The Seventh Circuit decision first takes aim at the contention that there exists a single “plain meaning” interpretation of Section 1129(b)(2)(A) that directs the result.

Nothing in the text of Section 1129(b)(2)(A) directly indicates whether Subsection (iii) can be used to confirm any type of plan or if it can only be used to confirm plans that propose disposing of assets in ways that can be distinguished from those covered by Subsections (i) and (ii). Hence, there are two plausible interpretations of the statute: one that reads Subsection (iii) as having global applicability and one that reads it as having a more limited scope.

The Seventh Circuit then considered whether Congress, having specified in Section 1129(b)(2)(A)(ii) the means by which a debtor could confirm a plan when proposing to sell a secured lender’s assets free and clear, i.e., by expressly protecting the lender’s right to credit bid, would then negate such protection in the immediately following subsection by permitting the debtor to conduct a “free and clear” sale without allowing for credit bidding. “The infinitely more plausible interpretation,” the court held, would only permit “free and clear” collateral sales as specified in subsection (ii). “Under such a reading, plans could only qualify as ‘fair and equitable’ under Subsection (iii) if they proposed disposing of assets in [a] way that [is] not described in [Subsection (ii)].” 

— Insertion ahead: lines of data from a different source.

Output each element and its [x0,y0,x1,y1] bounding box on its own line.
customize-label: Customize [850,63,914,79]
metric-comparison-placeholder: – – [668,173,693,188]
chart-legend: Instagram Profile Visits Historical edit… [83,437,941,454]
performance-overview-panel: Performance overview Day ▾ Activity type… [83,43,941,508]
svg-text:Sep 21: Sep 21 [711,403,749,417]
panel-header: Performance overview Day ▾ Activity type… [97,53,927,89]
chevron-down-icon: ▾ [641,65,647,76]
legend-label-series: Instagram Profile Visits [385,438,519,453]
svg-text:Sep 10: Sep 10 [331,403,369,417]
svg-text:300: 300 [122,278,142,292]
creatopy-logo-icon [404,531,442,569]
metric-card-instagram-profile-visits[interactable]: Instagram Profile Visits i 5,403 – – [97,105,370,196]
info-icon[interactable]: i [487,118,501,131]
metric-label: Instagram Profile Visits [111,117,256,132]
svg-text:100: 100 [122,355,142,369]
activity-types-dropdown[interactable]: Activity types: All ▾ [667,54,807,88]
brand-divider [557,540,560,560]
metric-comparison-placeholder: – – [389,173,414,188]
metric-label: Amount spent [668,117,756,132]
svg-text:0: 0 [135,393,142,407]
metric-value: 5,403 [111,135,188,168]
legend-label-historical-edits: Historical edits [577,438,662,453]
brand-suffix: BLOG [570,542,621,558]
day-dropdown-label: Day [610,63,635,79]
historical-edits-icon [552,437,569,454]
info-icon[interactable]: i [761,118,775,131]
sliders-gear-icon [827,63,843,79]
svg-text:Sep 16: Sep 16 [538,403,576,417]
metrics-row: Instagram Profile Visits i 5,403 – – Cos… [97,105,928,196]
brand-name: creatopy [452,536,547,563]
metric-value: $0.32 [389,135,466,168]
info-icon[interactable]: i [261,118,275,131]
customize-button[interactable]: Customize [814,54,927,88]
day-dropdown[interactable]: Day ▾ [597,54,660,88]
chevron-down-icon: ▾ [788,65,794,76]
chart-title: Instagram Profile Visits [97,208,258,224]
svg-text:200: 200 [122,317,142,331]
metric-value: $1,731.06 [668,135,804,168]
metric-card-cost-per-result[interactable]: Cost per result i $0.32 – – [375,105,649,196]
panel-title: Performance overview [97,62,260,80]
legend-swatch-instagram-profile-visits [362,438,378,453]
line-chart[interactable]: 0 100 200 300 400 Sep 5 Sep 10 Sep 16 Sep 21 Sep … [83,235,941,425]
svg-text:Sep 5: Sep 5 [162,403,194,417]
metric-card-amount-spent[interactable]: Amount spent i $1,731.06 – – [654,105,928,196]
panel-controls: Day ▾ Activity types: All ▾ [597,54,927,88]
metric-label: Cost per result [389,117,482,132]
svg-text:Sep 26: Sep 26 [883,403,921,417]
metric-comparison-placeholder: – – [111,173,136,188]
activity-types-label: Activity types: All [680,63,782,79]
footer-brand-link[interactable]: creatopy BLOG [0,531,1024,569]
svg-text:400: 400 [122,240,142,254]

The Seventh Circuit’s vigorous seconding of Judge Ambro’s approach shows plainly why judges take the time to publish dissenting opinions. Judge Ambro, writing from a practitioner’s pragmatic viewpoint, clearly found it hard to accept the Philadelphia Newspapers majority’s refusal to look beyond what it viewed as the sole plausible reading of Section 1129(b)(2)(A) and consider any sense of Congressional purpose or the underlying principles of the Bankruptcy Code as evidenced by complementary Code sections. As he wrote, “In effect, a single ‘or’ becomes the bell, book and candle that excommunicates Congressional intent from the Bankruptcy Code . . . [and] upset[s] three decades of secured creditors’ expectations[.]” The Seventh Circuit’s decision in River Road vindicates Judge Ambro’s arguments.